Mason stared at the girls talking with their dead father. Asher stood beside them, appearing just as he always had when he was alive. When Layla told him she had seen him in her dream, he didn’t at all believe her. He didn’t believe Dixie either when she said that Asher was in the house. Because ghosts weren’t something you had to believe in in life. But here he was, right in front of him and more real than he ever would have imagined.
“Where’d you get these crayons?”
“Mister Mason had paper and crayons and kid scissors in that drawer for us,” Anna Kate answered without looking at her father, continuing to color. “For paper dolls and pictures.”
Mason smiled when Asher turned to him. Not because he was happy to see him, but because he hoped to set him off. If seeing their father act like a raging ass scared them enough to wake them, all the better.
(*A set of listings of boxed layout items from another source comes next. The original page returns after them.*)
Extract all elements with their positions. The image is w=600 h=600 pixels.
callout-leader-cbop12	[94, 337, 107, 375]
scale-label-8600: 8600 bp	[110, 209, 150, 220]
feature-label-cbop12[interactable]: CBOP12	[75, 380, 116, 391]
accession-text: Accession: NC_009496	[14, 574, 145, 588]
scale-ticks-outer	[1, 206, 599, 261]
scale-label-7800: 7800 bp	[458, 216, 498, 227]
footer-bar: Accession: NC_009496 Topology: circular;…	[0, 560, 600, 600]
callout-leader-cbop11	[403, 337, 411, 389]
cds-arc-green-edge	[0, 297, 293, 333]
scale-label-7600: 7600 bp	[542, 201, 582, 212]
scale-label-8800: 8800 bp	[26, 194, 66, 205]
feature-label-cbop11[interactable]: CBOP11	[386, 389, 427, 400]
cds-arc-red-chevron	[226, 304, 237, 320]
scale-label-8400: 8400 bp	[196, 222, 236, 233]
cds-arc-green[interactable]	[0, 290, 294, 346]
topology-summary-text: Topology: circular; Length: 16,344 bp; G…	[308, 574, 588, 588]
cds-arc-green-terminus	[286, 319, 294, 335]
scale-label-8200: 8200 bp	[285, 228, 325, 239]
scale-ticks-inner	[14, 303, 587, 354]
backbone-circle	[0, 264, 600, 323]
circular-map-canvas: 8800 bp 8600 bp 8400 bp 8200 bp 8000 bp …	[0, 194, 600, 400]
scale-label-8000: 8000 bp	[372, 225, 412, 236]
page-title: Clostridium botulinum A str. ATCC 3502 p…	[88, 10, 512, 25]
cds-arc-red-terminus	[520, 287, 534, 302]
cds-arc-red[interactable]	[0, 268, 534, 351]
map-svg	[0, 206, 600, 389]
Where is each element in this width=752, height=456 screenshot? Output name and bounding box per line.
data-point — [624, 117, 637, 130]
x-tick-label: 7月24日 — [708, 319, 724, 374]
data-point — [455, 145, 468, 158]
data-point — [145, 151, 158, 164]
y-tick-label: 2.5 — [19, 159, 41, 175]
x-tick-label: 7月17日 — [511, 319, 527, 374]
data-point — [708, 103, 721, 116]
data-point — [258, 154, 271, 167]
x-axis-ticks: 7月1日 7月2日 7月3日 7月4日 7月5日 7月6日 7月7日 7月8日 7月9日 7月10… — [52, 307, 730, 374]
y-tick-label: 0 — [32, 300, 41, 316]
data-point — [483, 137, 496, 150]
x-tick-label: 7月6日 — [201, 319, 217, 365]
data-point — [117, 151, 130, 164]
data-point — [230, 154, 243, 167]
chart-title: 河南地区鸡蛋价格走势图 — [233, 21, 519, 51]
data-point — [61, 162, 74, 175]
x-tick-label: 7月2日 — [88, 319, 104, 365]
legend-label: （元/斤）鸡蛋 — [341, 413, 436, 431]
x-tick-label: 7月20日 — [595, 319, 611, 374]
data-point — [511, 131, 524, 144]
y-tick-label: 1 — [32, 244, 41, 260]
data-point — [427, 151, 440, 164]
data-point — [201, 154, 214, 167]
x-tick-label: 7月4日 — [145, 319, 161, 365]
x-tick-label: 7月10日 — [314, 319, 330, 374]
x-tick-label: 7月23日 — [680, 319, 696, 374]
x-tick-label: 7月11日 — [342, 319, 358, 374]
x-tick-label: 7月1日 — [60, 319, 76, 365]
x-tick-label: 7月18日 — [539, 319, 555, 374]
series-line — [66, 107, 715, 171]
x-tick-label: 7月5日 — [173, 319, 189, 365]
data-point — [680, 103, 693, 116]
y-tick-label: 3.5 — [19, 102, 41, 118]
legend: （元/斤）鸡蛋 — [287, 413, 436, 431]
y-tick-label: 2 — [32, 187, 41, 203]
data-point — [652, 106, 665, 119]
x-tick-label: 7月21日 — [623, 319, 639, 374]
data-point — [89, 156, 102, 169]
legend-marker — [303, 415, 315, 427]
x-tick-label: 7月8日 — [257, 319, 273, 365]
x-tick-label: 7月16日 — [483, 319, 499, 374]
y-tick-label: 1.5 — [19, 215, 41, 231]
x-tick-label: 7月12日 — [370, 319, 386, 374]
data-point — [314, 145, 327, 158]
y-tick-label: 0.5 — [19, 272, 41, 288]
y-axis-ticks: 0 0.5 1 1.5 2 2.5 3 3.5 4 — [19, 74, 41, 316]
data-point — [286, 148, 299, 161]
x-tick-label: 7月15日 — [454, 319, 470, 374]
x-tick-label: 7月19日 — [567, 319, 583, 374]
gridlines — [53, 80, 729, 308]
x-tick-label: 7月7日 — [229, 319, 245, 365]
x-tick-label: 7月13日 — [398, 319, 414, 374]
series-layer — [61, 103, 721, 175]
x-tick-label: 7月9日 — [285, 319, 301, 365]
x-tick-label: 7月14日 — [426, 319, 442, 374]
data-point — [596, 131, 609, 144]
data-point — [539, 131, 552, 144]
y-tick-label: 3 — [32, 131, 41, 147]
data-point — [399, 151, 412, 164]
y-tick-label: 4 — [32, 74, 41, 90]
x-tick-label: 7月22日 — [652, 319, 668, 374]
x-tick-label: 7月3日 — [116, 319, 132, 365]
He assumed that’s what Asher did with Layla to get her to leave. He must have frightened her right out of her dream. She would never have left her children otherwise.
Her children.
Mason thought about the pregnancy. He had known it couldn’t possibly be real, he had known that beyond any shadowy doubt because he had science on his side. And yet here he was with Layla’s dead husband and their children in a part of the manor that didn’t feel quite real. There was a stillness here that was almost tangible, and anything beyond the manor seemed not to exist.
The table in front of him was not the one that he had restored. This one was brand new, with only a few minor carving marks on the surface. Curtains in the kitchen window occasionally appeared to have white ruffled edges with tie-backs, which was unlike the straight-edged curtains they usually had.